Ma femme meurt. Me voilà seul. J'embrasse ses mains, et quitte la chambre d'hôpital. Un infirmier me court après dans le couloir :
— Est-ce que vous voulez remplir dès maintenant les formalités concernant la défunte ?
— Non.
— Alors qu'est-ce que vous voulez qu'on fasse du corps ?
— Brûlez-le.
— Ce n'est pas notre métier.
— Donnez-le à la science.
— Il faut que vous signiez les documents légaux.
— Donnez-les-moi.
— Il faut les établir, ça va prendre un certain temps. Vous ne voulez pas patienter dans la salle d'attente ?
— Je n'ai pas le temps.
— Et ses affaires de toilette, sa radio, ses vêtements ?
— Il faut que j'y aille.
— Mais enfin, cher monsieur, dans Mort et survie, Max Scheler, à propos de ce qui advient après la mort, défend la thèse d'une indépendance « essentielle » de la personne par rapport à l'organisme (cellules, viscères, et cetera) !
— Ce n'est pas mon business.
J'appelle l'ascenseur.


(Étienne-Marcel Dussap, Forcipressure)

Interlude

Jeune fille lisant les Pensées rancies et cramoisies de J. Zimmerschmühl

Pense-bête


Se procurer un violoncelle ou du poison.

(Luc Pulflop, Prière d'incinérer. Dégoût)

Chant du départ


À l'exemple d'Érostrate, qui improvisait des cantilènes sous les portiques de l'édifice même qu'il allait anéantir, le suicidé philosophique aime à vocaliser au moment de se brûler la cervelle, convaincu qu'il est que la musique est une des plus heureuses conquêtes du génie de l'homme et rapproche le plus cet « exilé de l'infini » de sa véritable patrie : le Rien.

(Robert Férillet, Nostalgie de l'infundibuliforme)

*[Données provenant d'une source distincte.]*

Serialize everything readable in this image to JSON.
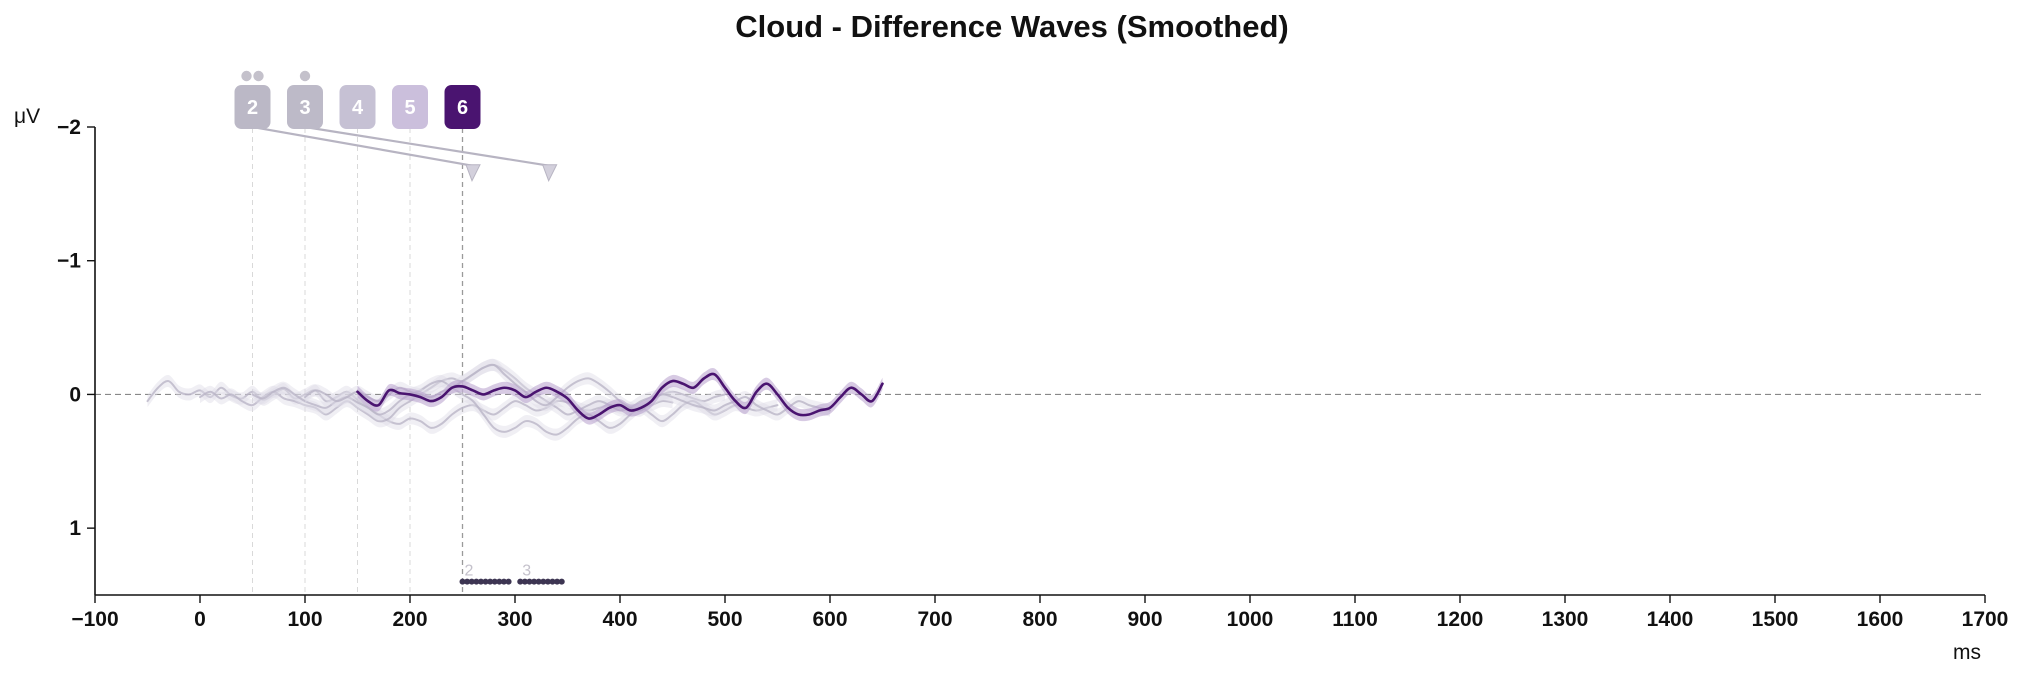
{
  "chart_data": {
    "type": "line",
    "title": "Cloud - Difference Waves (Smoothed)",
    "xlabel": "ms",
    "ylabel": "μV",
    "xlim": [
      -100,
      1700
    ],
    "ylim": [
      -2,
      1.5
    ],
    "y_inverted": true,
    "x_ticks": [
      -100,
      0,
      100,
      200,
      300,
      400,
      500,
      600,
      700,
      800,
      900,
      1000,
      1100,
      1200,
      1300,
      1400,
      1500,
      1600,
      1700
    ],
    "x_tick_labels": [
      "−100",
      "0",
      "100",
      "200",
      "300",
      "400",
      "500",
      "600",
      "700",
      "800",
      "900",
      "1000",
      "1100",
      "1200",
      "1300",
      "1400",
      "1500",
      "1600",
      "1700"
    ],
    "y_ticks": [
      -2,
      -1,
      0,
      1
    ],
    "y_tick_labels": [
      "−2",
      "−1",
      "0",
      "1"
    ],
    "grid": false,
    "zero_line": true,
    "colors": {
      "highlight": "#4a1470",
      "highlight_band": "#b79fcc",
      "faded": "#b7b2c4",
      "faded_band": "#dedbe6",
      "baseline": "#888888",
      "cluster_bar": "#3d3552"
    },
    "series": [
      {
        "label": "2",
        "highlight": false,
        "x": [
          -50,
          -40,
          -30,
          -20,
          -10,
          0,
          10,
          20,
          30,
          40,
          50,
          60,
          70,
          80,
          90,
          100,
          110,
          120,
          130,
          140,
          150,
          160,
          170,
          180,
          190,
          200,
          210,
          220,
          230,
          240,
          250,
          260,
          270,
          280,
          290,
          300,
          310,
          320,
          330,
          340,
          350,
          360,
          370,
          380,
          390,
          400,
          410,
          420,
          430,
          440,
          450
        ],
        "y": [
          0.05,
          -0.05,
          -0.1,
          -0.02,
          0.0,
          -0.03,
          0.02,
          -0.05,
          0.01,
          0.03,
          -0.02,
          0.04,
          0.0,
          -0.04,
          0.03,
          0.0,
          -0.03,
          0.05,
          0.02,
          -0.02,
          0.04,
          0.1,
          0.15,
          0.2,
          0.22,
          0.18,
          0.2,
          0.25,
          0.22,
          0.15,
          0.1,
          0.08,
          0.12,
          0.15,
          0.1,
          0.05,
          0.08,
          0.12,
          0.1,
          0.05,
          0.06,
          0.1,
          0.12,
          0.1,
          0.08,
          0.1,
          0.12,
          0.1,
          0.08,
          0.05,
          0.06
        ]
      },
      {
        "label": "3",
        "highlight": false,
        "x": [
          0,
          10,
          20,
          30,
          40,
          50,
          60,
          70,
          80,
          90,
          100,
          110,
          120,
          130,
          140,
          150,
          160,
          170,
          180,
          190,
          200,
          210,
          220,
          230,
          240,
          250,
          260,
          270,
          280,
          290,
          300,
          310,
          320,
          330,
          340,
          350,
          360,
          370,
          380,
          390,
          400,
          410,
          420,
          430,
          440,
          450,
          460,
          470,
          480,
          490,
          500
        ],
        "y": [
          0.02,
          -0.02,
          0.03,
          0.0,
          0.05,
          0.08,
          0.02,
          -0.02,
          0.03,
          0.05,
          0.08,
          0.1,
          0.15,
          0.1,
          0.05,
          0.1,
          0.15,
          0.2,
          0.18,
          0.1,
          0.05,
          0.0,
          -0.05,
          -0.1,
          -0.12,
          -0.1,
          -0.15,
          -0.2,
          -0.22,
          -0.18,
          -0.12,
          -0.05,
          0.0,
          0.05,
          0.1,
          0.15,
          0.12,
          0.08,
          0.05,
          0.08,
          0.12,
          0.1,
          0.05,
          0.02,
          0.0,
          -0.02,
          0.0,
          0.03,
          0.05,
          0.02,
          0.0
        ]
      },
      {
        "label": "4",
        "highlight": false,
        "x": [
          50,
          60,
          70,
          80,
          90,
          100,
          110,
          120,
          130,
          140,
          150,
          160,
          170,
          180,
          190,
          200,
          210,
          220,
          230,
          240,
          250,
          260,
          270,
          280,
          290,
          300,
          310,
          320,
          330,
          340,
          350,
          360,
          370,
          380,
          390,
          400,
          410,
          420,
          430,
          440,
          450,
          460,
          470,
          480,
          490,
          500,
          510,
          520,
          530,
          540,
          550
        ],
        "y": [
          0.0,
          0.03,
          -0.02,
          -0.05,
          0.0,
          0.05,
          0.08,
          0.1,
          0.05,
          0.02,
          0.06,
          0.1,
          0.15,
          0.12,
          0.05,
          0.0,
          -0.03,
          -0.08,
          -0.1,
          -0.05,
          0.0,
          0.05,
          0.15,
          0.25,
          0.28,
          0.25,
          0.2,
          0.22,
          0.28,
          0.3,
          0.25,
          0.18,
          0.15,
          0.2,
          0.25,
          0.22,
          0.15,
          0.1,
          0.15,
          0.2,
          0.15,
          0.08,
          0.05,
          0.1,
          0.15,
          0.12,
          0.08,
          0.1,
          0.12,
          0.1,
          0.08
        ]
      },
      {
        "label": "5",
        "highlight": false,
        "x": [
          100,
          110,
          120,
          130,
          140,
          150,
          160,
          170,
          180,
          190,
          200,
          210,
          220,
          230,
          240,
          250,
          260,
          270,
          280,
          290,
          300,
          310,
          320,
          330,
          340,
          350,
          360,
          370,
          380,
          390,
          400,
          410,
          420,
          430,
          440,
          450,
          460,
          470,
          480,
          490,
          500,
          510,
          520,
          530,
          540,
          550,
          560,
          570,
          580,
          590,
          600
        ],
        "y": [
          0.02,
          -0.03,
          0.0,
          0.05,
          0.02,
          -0.02,
          0.02,
          0.05,
          0.0,
          -0.05,
          -0.02,
          0.0,
          0.02,
          -0.02,
          -0.05,
          -0.1,
          -0.15,
          -0.2,
          -0.22,
          -0.15,
          -0.08,
          -0.02,
          0.05,
          0.08,
          0.02,
          -0.05,
          -0.1,
          -0.12,
          -0.08,
          -0.02,
          0.05,
          0.1,
          0.12,
          0.05,
          0.0,
          0.02,
          0.05,
          0.08,
          0.1,
          0.12,
          0.08,
          0.05,
          0.02,
          0.08,
          0.12,
          0.15,
          0.1,
          0.05,
          0.08,
          0.1,
          0.12
        ]
      },
      {
        "label": "6",
        "highlight": true,
        "x": [
          150,
          160,
          170,
          180,
          190,
          200,
          210,
          220,
          230,
          240,
          250,
          260,
          270,
          280,
          290,
          300,
          310,
          320,
          330,
          340,
          350,
          360,
          370,
          380,
          390,
          400,
          410,
          420,
          430,
          440,
          450,
          460,
          470,
          480,
          490,
          500,
          510,
          520,
          530,
          540,
          550,
          560,
          570,
          580,
          590,
          600,
          610,
          620,
          630,
          640,
          650
        ],
        "y": [
          -0.02,
          0.05,
          0.08,
          -0.03,
          -0.01,
          0.0,
          0.02,
          0.05,
          0.02,
          -0.05,
          -0.06,
          -0.03,
          0.0,
          -0.03,
          -0.05,
          -0.03,
          0.02,
          -0.02,
          -0.05,
          -0.02,
          0.03,
          0.12,
          0.18,
          0.15,
          0.1,
          0.08,
          0.12,
          0.1,
          0.05,
          -0.05,
          -0.1,
          -0.08,
          -0.05,
          -0.12,
          -0.15,
          -0.05,
          0.05,
          0.1,
          -0.02,
          -0.08,
          0.0,
          0.1,
          0.15,
          0.15,
          0.12,
          0.1,
          0.02,
          -0.05,
          0.0,
          0.05,
          -0.08
        ]
      }
    ],
    "onset_markers": [
      {
        "label": "2",
        "x": 50,
        "dots": 2,
        "arrow_to_x": 260
      },
      {
        "label": "3",
        "x": 100,
        "dots": 1,
        "arrow_to_x": 333
      },
      {
        "label": "4",
        "x": 150,
        "dots": 0
      },
      {
        "label": "5",
        "x": 200,
        "dots": 0
      },
      {
        "label": "6",
        "x": 250,
        "dots": 0
      }
    ],
    "significant_clusters": [
      {
        "label": "2",
        "x_start": 250,
        "x_end": 295
      },
      {
        "label": "3",
        "x_start": 305,
        "x_end": 345
      }
    ],
    "cluster_y": 1.4,
    "arrow_tip_y": -1.65
  }
}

Caractère dépressif du Moi


« J'appris un jour, par un ami intime du Moi, que son caractère tyrannique, son débraillé, son insupportable jactance, dissimulaient une profonde tristesse. Il avait confié à cet ami que lorsqu'il traversait la Seine, en revenant de Condorcet, il avait envie de se jeter à l'eau ! »

(Raymond Doppelchor, Océanographie du Rien)

Désespoir kierkegaardien


« En rêvait-il assez de ce domaine de 43 hectares riche d'un vignoble réputé de premiers crus de vins de Chablis ! Mais cette propriété appartenait à son épouse, Josyane, 48 ans, qui la tenait de son père, l'infatigable créateur du domaine de Oliveira, plusieurs fois récompensé pour la qualité de ses vins.

Jacky Chatelain, l'ex-mari de Josyane, est aujourd'hui accusé d'avoir empoisonné sa femme pendant plusieurs mois avec des cristaux d'arsenic provenant d'un insecticide agricole, le Pyral. Il a été arrêté par la police judiciaire d'Auxerre et a avoué. Trois fois par semaine, il versait une dose de poison dans le repas du soir. Il a été mis en examen pour "tentative d'empoisonnement". Il risque trente ans de réclusion. 


"Un homme désespéré", selon son avocat, Me Bernard Revest. "Comme le malheureux décrit par le penseur danois Søren Kierkegaard, il a formé d'abord une abstraction infinie de son Moi, mais ce Moi est devenu à la fin si concret qu'il lui est tout bonnement impossible d'être éternel de la sorte ; cependant, en son désespoir, il veut être lui-même. Ô vanité ! ô néant ! ô aveuglement étrange des hommes, gloriatur in malitia sua !" » (Le Parisien, 23 mars 2009)

(Jean-Guy Floutier, Philosopher tue)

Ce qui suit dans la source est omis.